The inside attractions
The Mo Museum reopened in Sheringham last year and tells the story of the town's boat-building history and more in an imaginative and accessible way (sheringhammuseum.co.uk). Also worth a detour is Cromer Museum which, alongside local history displays, has a gallery dedicated to the early 20th-century photographs of pioneering local Olive Edis (museums.norfolk.co.uk). If you've got family in tow, you've just got time to catch one of the Schools Out Summer Seaside Special variety shows at Cromer Pier's Pavilion Theatre. The last one takes place on 2 September (cromer-pier.com). For more family entertainment, head to Bircham Windmill, one of very few remaining working mills in the region. As well as a museum, it's home to sheep milking demos, a bike hire centre and a tearoom (birchamwindmill.co.uk).

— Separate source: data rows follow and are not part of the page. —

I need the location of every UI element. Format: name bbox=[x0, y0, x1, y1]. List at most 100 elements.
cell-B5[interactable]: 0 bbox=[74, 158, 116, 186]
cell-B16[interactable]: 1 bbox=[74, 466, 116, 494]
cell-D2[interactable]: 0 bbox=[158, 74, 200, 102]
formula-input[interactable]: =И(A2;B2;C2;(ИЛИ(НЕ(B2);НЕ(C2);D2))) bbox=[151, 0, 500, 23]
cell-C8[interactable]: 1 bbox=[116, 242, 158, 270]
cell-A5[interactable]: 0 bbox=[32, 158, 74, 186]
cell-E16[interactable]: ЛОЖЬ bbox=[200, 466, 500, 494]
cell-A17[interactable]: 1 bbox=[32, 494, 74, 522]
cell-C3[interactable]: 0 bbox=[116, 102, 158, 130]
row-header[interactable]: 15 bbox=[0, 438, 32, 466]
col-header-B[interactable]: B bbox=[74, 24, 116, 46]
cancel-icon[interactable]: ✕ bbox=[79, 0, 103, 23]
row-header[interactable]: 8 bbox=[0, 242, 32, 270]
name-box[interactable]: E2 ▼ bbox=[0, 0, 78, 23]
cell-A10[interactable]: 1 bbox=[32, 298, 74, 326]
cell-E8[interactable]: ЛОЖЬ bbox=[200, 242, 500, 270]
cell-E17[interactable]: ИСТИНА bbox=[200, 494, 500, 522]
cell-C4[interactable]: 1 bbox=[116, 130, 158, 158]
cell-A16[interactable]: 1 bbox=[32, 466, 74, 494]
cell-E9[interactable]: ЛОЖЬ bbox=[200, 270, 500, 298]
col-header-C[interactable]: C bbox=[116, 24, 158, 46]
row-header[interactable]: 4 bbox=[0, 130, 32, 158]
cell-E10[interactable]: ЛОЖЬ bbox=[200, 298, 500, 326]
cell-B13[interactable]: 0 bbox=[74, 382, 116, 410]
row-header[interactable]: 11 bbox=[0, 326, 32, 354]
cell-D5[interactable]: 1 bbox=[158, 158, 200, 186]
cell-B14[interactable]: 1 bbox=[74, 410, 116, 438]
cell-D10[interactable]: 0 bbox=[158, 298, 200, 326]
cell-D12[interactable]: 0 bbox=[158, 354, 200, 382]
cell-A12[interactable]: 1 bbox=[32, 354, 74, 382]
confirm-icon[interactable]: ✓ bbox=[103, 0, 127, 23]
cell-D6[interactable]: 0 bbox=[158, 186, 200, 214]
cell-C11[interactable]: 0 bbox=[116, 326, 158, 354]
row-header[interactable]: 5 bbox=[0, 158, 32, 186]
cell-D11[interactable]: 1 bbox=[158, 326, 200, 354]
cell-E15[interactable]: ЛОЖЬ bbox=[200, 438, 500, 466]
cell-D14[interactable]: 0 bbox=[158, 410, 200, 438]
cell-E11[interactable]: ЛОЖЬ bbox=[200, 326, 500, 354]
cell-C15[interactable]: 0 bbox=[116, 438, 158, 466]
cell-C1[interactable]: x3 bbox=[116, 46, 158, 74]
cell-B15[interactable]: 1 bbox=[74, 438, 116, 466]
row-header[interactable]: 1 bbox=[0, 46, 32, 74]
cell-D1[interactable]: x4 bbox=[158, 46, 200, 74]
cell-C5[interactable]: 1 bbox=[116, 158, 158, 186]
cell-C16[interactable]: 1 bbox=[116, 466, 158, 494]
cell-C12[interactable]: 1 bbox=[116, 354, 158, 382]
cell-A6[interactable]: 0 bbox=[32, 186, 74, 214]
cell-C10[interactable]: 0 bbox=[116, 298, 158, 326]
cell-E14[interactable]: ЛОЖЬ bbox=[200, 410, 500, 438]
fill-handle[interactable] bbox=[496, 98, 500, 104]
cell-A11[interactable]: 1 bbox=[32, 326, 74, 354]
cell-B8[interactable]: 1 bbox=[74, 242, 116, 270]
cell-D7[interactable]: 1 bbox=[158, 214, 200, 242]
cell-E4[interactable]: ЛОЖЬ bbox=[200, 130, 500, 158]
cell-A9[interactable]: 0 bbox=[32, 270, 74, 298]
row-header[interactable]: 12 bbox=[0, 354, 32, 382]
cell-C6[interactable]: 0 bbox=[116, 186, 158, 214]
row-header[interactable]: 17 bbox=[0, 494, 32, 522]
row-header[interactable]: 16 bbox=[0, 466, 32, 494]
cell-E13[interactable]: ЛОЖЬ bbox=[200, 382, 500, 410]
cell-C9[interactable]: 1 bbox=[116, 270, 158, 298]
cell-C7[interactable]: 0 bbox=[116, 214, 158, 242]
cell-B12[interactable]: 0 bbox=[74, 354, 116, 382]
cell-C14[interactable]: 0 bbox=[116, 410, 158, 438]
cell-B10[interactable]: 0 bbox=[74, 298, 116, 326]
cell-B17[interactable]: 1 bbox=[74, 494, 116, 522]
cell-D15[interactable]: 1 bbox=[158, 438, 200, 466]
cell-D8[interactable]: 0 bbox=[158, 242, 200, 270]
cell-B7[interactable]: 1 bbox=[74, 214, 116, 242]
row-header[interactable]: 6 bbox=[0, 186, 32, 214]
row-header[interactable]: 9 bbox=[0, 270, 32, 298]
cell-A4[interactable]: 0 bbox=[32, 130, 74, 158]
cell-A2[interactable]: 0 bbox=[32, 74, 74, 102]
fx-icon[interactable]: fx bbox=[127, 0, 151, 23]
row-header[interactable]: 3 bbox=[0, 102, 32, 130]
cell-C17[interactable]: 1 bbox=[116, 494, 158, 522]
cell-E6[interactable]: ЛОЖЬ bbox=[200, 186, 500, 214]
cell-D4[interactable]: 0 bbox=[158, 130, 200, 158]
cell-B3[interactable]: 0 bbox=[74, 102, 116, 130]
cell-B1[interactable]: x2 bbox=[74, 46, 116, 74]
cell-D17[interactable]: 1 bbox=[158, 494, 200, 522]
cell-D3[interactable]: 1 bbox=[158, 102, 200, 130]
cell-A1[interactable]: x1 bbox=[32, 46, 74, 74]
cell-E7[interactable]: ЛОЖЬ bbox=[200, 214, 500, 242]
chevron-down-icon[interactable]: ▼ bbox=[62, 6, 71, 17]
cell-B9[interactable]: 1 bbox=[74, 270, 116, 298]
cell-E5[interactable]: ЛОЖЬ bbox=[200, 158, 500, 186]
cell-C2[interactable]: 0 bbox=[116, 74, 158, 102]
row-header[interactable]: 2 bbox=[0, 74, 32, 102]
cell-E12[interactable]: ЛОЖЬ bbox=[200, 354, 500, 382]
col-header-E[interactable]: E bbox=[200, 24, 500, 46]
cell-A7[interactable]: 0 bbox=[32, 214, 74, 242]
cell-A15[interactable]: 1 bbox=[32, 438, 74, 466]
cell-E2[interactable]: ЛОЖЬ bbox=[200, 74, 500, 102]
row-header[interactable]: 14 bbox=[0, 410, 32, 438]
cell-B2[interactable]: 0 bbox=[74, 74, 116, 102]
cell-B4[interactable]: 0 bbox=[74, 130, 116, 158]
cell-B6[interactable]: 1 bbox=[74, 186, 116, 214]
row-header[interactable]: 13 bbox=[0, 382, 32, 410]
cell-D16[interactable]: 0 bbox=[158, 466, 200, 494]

The places to eat and drink
Fish and chips might be an obvious coastal culinary highlight in these parts but, for something a bit above and beyond the standard chippie, opt for prawn bisque, a crab sandwich or a lobster salad at Cookies Crab Shop (salthouse.org.uk). Be warned: it closes early – 7pm in summer. For more formal eating there's the White Horse at Brancaster Staithe (whitehorsebrancaster.co.uk), the Neptune at Hunstanton (theneptune.co.uk) or Titchwell Manor hotel, near Brancaster, which has recently undergone a revamp and now offers the smart but relaxed Eating Rooms restaurant alongside its more formal Conservatory restaurant (titchwellmanor.com).
How to get there
Trains take about 1hr 40mins, London to King's Lynn (firstcapitalconnect.co.uk), from where you can pick up the Coasthopper bus service to Cromer (coasthopper.co.uk). To get further east, services from London to Norwich take about two hours (national expresseastanglia.com), with connections to Great Yarmouth, Cromer and Sheringham.
Where to stay
Flying Kiwi Inns (flyingkiwiinns.co.uk) has gastropubs with rooms throughout Norfolk. Deepdale Farm (deepdalefarm.co.uk) for hostels and posh campsite accommodation.